Maril looked at him with very strange eyes.
"Now what?" she asked.
"We hang around," said Calhoun, "to see if anybody comes up from Weald to find out what's happened. It's always possible to pick up a sort of signal when a ship goes into overdrive. Usually it doesn't mean a thing. Nobody pays any attention. But if somebody comes out here...."
"What?"
"It'll be regrettable," said Calhoun. He was suddenly very tired. "It'll spoil any chance of our coming back and stealing some more food, like interstellar mice. If they find out what we've done they'll expect us to try it again. They might get set to fight. Or they might simply land the rest of these ships."
"If I'd realized what you were about," said Maril, "I'd have joined in the lessons. I could have piloted a ship."

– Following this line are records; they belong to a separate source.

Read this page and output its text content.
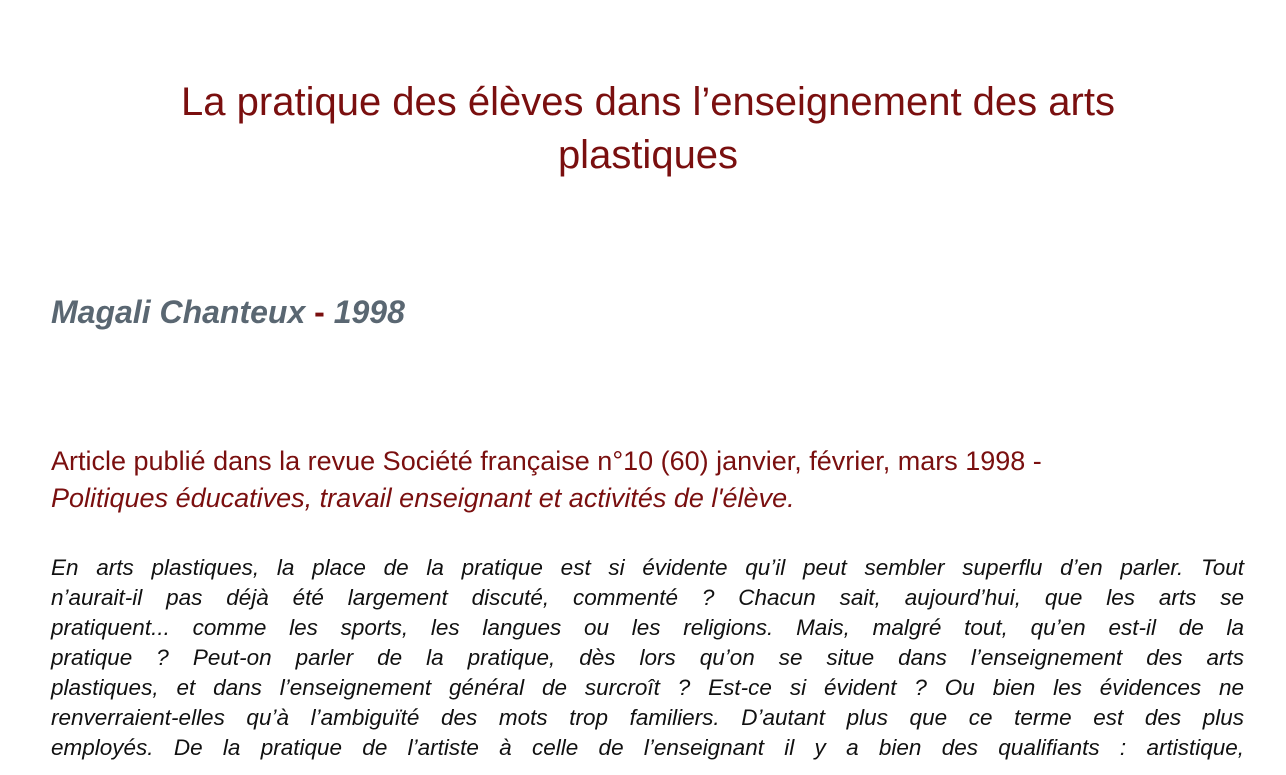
La pratique des élèves dans l’enseignement des arts
plastiques
Magali Chanteux - 1998

Article publié dans la revue Société française n°10 (60) janvier, février, mars 1998 -
Politiques éducatives, travail enseignant et activités de l'élève.

En arts plastiques, la place de la pratique est si évidente qu’il peut sembler superflu d’en parler. Tout
n’aurait-il pas déjà été largement discuté, commenté ? Chacun sait, aujourd’hui, que les arts se
pratiquent... comme les sports, les langues ou les religions. Mais, malgré tout, qu’en est-il de la
pratique ? Peut-on parler de la pratique, dès lors qu’on se situe dans l’enseignement des arts
plastiques, et dans l’enseignement général de surcroît ? Est-ce si évident ? Ou bien les évidences ne
renverraient-elles qu’à l’ambiguïté des mots trop familiers. D’autant plus que ce terme est des plus
employés. De la pratique de l’artiste à celle de l’enseignant il y a bien des qualifiants : artistique,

"You wouldn't have wanted to," said Calhoun. He yawned. "You wouldn't want to be a heroine. No normal girl does."
"Why?"
"Korvan," said Calhoun. He yawned again. "I've asked about him. He's been trying very desperately to deserve well of his fellow blueskins. All he's accomplished is develop a way to starve painlessly. He wouldn't feel comfortable with a girl who'd helped make starving unnecessary. He'd admire you politely, but he'd never marry you. And you know it."
She shook her head, but it was not easy to tell whether she denied the reaction of Korvan, whom Calhoun had never met, or denied that he was more important to her than anything else. The last was what Calhoun plainly implied.
"You don't seem to be trying to be a hero!" she protested.
"I'd enjoy it," admitted Calhoun, "but I have a job to do. It's got to be done. It's more important than being admired."
"You could take another ship back," she told him. "It would be worth more to Dara than the Med Ship is! And then everybody would realize that you'd planned everything."
"Ah," said Calhoun, "but you've no idea how much this ship matters to Dara!"
He seated himself at the controls. He slipped headphones over his ears. He listened. Very, very carefully, he monitored all the wave lengths and wave forms he could discover in use on Weald. There was no mention of the oddity of behavior of shiploads of surplus grain aloft. There was no mention of the ships at all. There was plenty of mention of Dara, and blueskins, and of the vicious political fight now going on to see which political party could promise the most complete protection against blueskins.
After a full hour of it, Calhoun flipped off his receptor and swung the Med Ship to an exact, painstakingly precise aim at the sun around which Dara rolled. He said, "Overdrive coming, Murgatroyd!"